L’arte rara del perfetto coach

Essere un allenatore di successo indipendentemente dalla squadra o dai singoli è un compito straordinariamente difficile in cui pochi riescono.

spalletti
Articolo di Luciano Scateni25/02/2022

© “SPALLETTI” – FOTO MOSCA

È da superuomini del bordo campo coniugare senza errori il verbo ‘allenare’. Per capirci: noti big della panchina, per fare qualche esempio Allegri, Mazzarri, Sarri e perché no Spalletti, non di rado cadono dalle stelle e si ritrovano nella polvere. Perché mai conquistano scudetti, coppe internazionali con la squadra ‘ics’ e meritano il benservito alla guida di squadre ‘ipsilon’?

Perché allenare è uno straordinario, elevato concentrato di qualità che assegna non all’infinito la corona di alloro. Include alta competenza tecnica, forte personalità, ascendente positivo sui calciatori, doti di psicologo, intelligente controllo dello spogliatoio, prontezza di decisioni in ogni fase della partita, cambi appropriati, articolati  e assimilati  modelli di gioco, aggiustamenti in corso d’opera, un attento  dosaggio di lodi e rimproveri ai giocatori, sintonia con lo staff medico e i preparatori atletici, rapporti paritetici e reciprocamente rispettosi con i vertici della società, carisma, autorevolezza, massima ottimizzazione delle caratteristiche di ciascun giocatore, il buon senso di pater familias, lo studio  preventivo delle avversarie, la calma dei forti anche nelle avversità, eccetera, eccetera, il rispetto del principio a cui su ispira “Giuro di dire la verità, nient’altro che la verità…”.

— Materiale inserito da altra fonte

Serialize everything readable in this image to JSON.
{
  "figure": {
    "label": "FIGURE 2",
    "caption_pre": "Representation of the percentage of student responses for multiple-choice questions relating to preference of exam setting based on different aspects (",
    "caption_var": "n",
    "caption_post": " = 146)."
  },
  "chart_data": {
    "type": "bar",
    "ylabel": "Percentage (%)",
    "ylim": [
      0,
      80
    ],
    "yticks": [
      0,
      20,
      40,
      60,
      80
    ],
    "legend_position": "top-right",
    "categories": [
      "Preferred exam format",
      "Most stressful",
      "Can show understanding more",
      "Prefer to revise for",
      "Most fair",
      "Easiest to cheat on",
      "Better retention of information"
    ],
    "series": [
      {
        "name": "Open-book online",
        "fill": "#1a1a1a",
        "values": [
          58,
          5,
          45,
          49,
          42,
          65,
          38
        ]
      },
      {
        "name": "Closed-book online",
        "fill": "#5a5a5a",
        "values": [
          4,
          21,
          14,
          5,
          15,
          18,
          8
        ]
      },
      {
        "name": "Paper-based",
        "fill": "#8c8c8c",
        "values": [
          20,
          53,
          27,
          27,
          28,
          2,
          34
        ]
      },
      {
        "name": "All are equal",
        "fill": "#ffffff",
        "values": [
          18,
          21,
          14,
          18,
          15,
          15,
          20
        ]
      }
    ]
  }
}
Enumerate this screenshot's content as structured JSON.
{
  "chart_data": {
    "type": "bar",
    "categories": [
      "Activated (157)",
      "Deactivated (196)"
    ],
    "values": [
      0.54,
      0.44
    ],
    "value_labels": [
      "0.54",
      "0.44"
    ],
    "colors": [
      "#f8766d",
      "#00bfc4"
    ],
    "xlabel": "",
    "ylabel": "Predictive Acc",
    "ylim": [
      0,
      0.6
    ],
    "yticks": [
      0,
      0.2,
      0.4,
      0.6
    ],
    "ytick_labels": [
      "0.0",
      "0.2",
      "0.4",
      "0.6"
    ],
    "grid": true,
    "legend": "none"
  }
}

Si capisce perché è così raro diventare un allenatore di qualità indipendente dal valore della squadra, perché sono fenomeni rari Guardiola, il Klopp del Liverpool e pochi altri.  Perché è arduo condividere il commento di Spalletti alla lezione di calcio subita ieri sera da Xavi, Piquet, De Jong, Traoré: “Abbiamo affrontato il Barcellona a viso aperto. Dispiace per il risultato”. Perché, ignorata colpevolmente la pericolosità del trio catalano d’attacco ha chiesto a Mario Rui di salire alto nella corsia sinistra, con la conseguenza di sguarnire la difesa dove il Barca ha concentrato saggiamente i suoi attacchi più pericolosi; perché non ha arretrato Elmas a centrocampo dove Demme vagava smarrito e in stato confusionale e richiamato tardivamente in panchina. Al suo posto, molto prima, si sarebbe liberato un posto per Politano, o per Mertens, Ounas.

Dettagli, certo: di fondo, ben più grave, è il vuoto spinto di strategie per il collettivo e i singoli, l’uso improprio dei cambi e perfino la disattenzione per dettagli tutt’altro che trascurabili, come il pericoloso cincischiare di Koulibaly e compagni della difesa nei pressi della propria area di rigore, l’assenza di schemi per i calci di punizione, i corner, i lanci da fondo campo. Se il Napoli, e non solo di ieri sera, ha denunciato stati prolungati di apatia, anche opposto a formazioni modeste, se ha reiterato l’indisponente alternanza di un tempo di buon livello e di una altro in tono dimesso; se in vantaggio di un gol ha tirato i remi in barca e si è illuso, pagandolo, di conservare il vantaggio per il resto della partita; se giocatori come Mertens e Insigne, a tratti anche Fabian e Zielinski hanno deluso perché fuori ruolo, i problemi in cabina di regia  evidentemente non mancano e non li ha svelati l’orrenda resa di ieri sera al Barcellona.